By the time Henry returned, I had unfolded all the chairs that were to stay on the side of the porch and had carried most of the rest to the back. When I returned to the front for my last load, Tillie and Lane were by Lane’s pickup truck filling paper bags with sand.
Henry walked briskly toward me and with a quick glance toward Tillie and Lane, took my hand and pulled me around to the back of the house and down the sloping lawn toward the storage shed beside the tennis court.
“What are you doing?” I asked, annoyed that he’d been inside so long.
“Don’t say a word and come with me.”
He opened the door and pulled me into the shed. It was dark and damp.
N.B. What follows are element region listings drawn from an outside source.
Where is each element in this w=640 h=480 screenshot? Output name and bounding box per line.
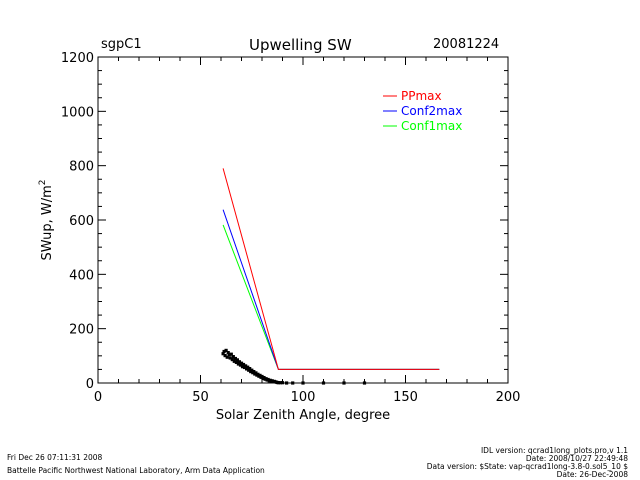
y-tick-label: 200	[69, 323, 94, 338]
observed-point	[222, 349, 226, 354]
y-tick-label: 1200	[61, 51, 94, 66]
observed-point	[301, 381, 305, 385]
observed-point	[285, 381, 289, 385]
legend: PPmax Conf2max Conf1max	[383, 89, 462, 133]
y-tick-label: 0	[86, 377, 94, 392]
x-tick-label: 150	[393, 390, 418, 405]
x-tick-label: 0	[94, 390, 102, 405]
observed-point	[245, 367, 249, 371]
footer-data-version: Data version: $State: vap-qcrad1long-3.8…	[426, 462, 628, 471]
observed-point	[223, 354, 227, 358]
observed-point	[239, 361, 244, 365]
footer-organization: Battelle Pacific Northwest National Labo…	[7, 466, 265, 475]
observed-point	[224, 348, 228, 352]
observed-point	[291, 381, 295, 385]
y-tick-label: 400	[69, 268, 94, 283]
observed-point	[342, 381, 346, 385]
y-tick-label: 600	[69, 214, 94, 229]
observed-point	[230, 358, 234, 362]
y-tick-label: 800	[69, 160, 94, 175]
series-line-conf2max	[222, 209, 440, 370]
observed-point	[233, 356, 237, 361]
x-tick-label: 100	[291, 390, 316, 405]
observed-point	[280, 381, 285, 385]
observed-point	[227, 353, 231, 357]
series-line-conf1max	[222, 224, 440, 370]
site-label: sgpC1	[101, 37, 142, 52]
observed-point	[254, 371, 258, 375]
y-axis-label-text: SWup, W/m	[40, 185, 55, 260]
series-line-ppmax	[222, 168, 440, 370]
date-label: 20081224	[433, 37, 500, 52]
observed-point	[260, 374, 264, 379]
observed-point	[225, 355, 229, 359]
axis-ticks: 0 50 100 150 200 0 200 400 600 800 1000 1200	[61, 51, 521, 405]
page-title: Upwelling SW	[249, 36, 352, 54]
observed-point	[237, 360, 241, 364]
footer-idl-version: IDL version: qcrad1long_plots.pro,v 1.1	[480, 446, 628, 455]
observed-point	[238, 363, 243, 367]
x-tick-label: 200	[496, 390, 521, 405]
legend-label-ppmax: PPmax	[401, 89, 442, 103]
observed-point	[250, 368, 254, 372]
x-tick-label: 50	[192, 390, 209, 405]
observed-point	[276, 381, 280, 385]
footer-idl-date: Date: 2008/10/27 22:49:48	[525, 454, 628, 463]
observed-points	[221, 348, 367, 385]
observed-point	[229, 352, 233, 356]
footer-timestamp: Fri Dec 26 07:11:31 2008	[7, 453, 103, 462]
footer-data-date: Date: 26-Dec-2008	[556, 470, 628, 479]
x-axis-label: Solar Zenith Angle, degree	[216, 408, 390, 423]
y-tick-label: 1000	[61, 105, 94, 120]
observed-point	[362, 381, 367, 385]
observed-point	[236, 362, 240, 366]
observed-point	[235, 358, 239, 362]
legend-label-conf1max: Conf1max	[401, 119, 462, 133]
observed-point	[231, 355, 235, 359]
observed-point	[244, 364, 248, 368]
observed-point	[248, 367, 252, 371]
observed-point	[241, 362, 246, 367]
observed-point	[221, 352, 225, 356]
observed-point	[258, 373, 262, 377]
y-axis-label-superscript: 2	[38, 179, 48, 185]
observed-point	[234, 360, 238, 364]
observed-point	[321, 381, 326, 385]
observed-point	[256, 372, 260, 376]
y-axis-label: SWup, W/m2	[38, 179, 55, 260]
series-lines	[222, 168, 440, 370]
observed-point	[246, 365, 250, 369]
observed-point	[240, 365, 245, 369]
observed-point	[232, 359, 236, 363]
legend-label-conf2max: Conf2max	[401, 104, 462, 118]
observed-point	[278, 381, 282, 385]
observed-point	[226, 351, 230, 355]
observed-point	[228, 356, 232, 360]
observed-point	[252, 370, 256, 374]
He pushed aside some old wooden tennis rackets hanging from the ceiling and sat on the bench along the back wall, a devilish smile on his face.
“Oh, no,” I said, shaking my head but feeling a little excited both by the possibility of being with Henry again and that he was willing to risk it while Tillie was home. I found it impossible not to return his smile with one of my own. “Tillie’s right outside. And besides…”
I wanted to say something about the way he’d been with Tillie the other day—about the unmade futon and their lounging together while doing the crossword puzzle—to make him realize that he couldn’t have it both ways. And yet, who was I kidding? There had never been a question of his having to make a choice between Tillie and me. Ours was a summer affair. And it was still summer.
I sighed as Henry lifted my tank top and pressed his lips to my stomach. I ran my fingers through his hair, pulled him to his feet. We went at each other quickly, our manner nearly rough. And yet, even before we were done, I couldn’t help feeling that it didn’t really matter to Henry that it was me there in the shed with him. I could have been anyone at all.
“You walk out first, to the side of the house,” Henry said, his face flushed, zipping his shorts. “I’ll go in the kitchen.”
From the side of the house, I could see the driveway, already halfway lined with paper bags. Lane’s pickup truck was gone, as was Tillie’s station wagon.
37
By the time I pulled into the parking lot at Jams, Malcolm and Jeremy were already there, leaning against Malcolm’s red Mazda convertible. I stepped out of the car and went to kiss Malcolm on both cheeks, as was his custom, but he stopped me at arm’s length and took my hands. “Yowza!” He looked me up and down, nodding at my loose hair, which had grown lighter in the sun, and my bright red tank top and short denim skirt, a summery outfit that was a far cry from the loose black vintage clothes I’d favored in New York. “You are literally sun-kissed,” he said. “Or something kissed.” Malcolm turned to Jeremy, who was grabbing his duffel bag from the back seat. “Is she not a vision?” he said.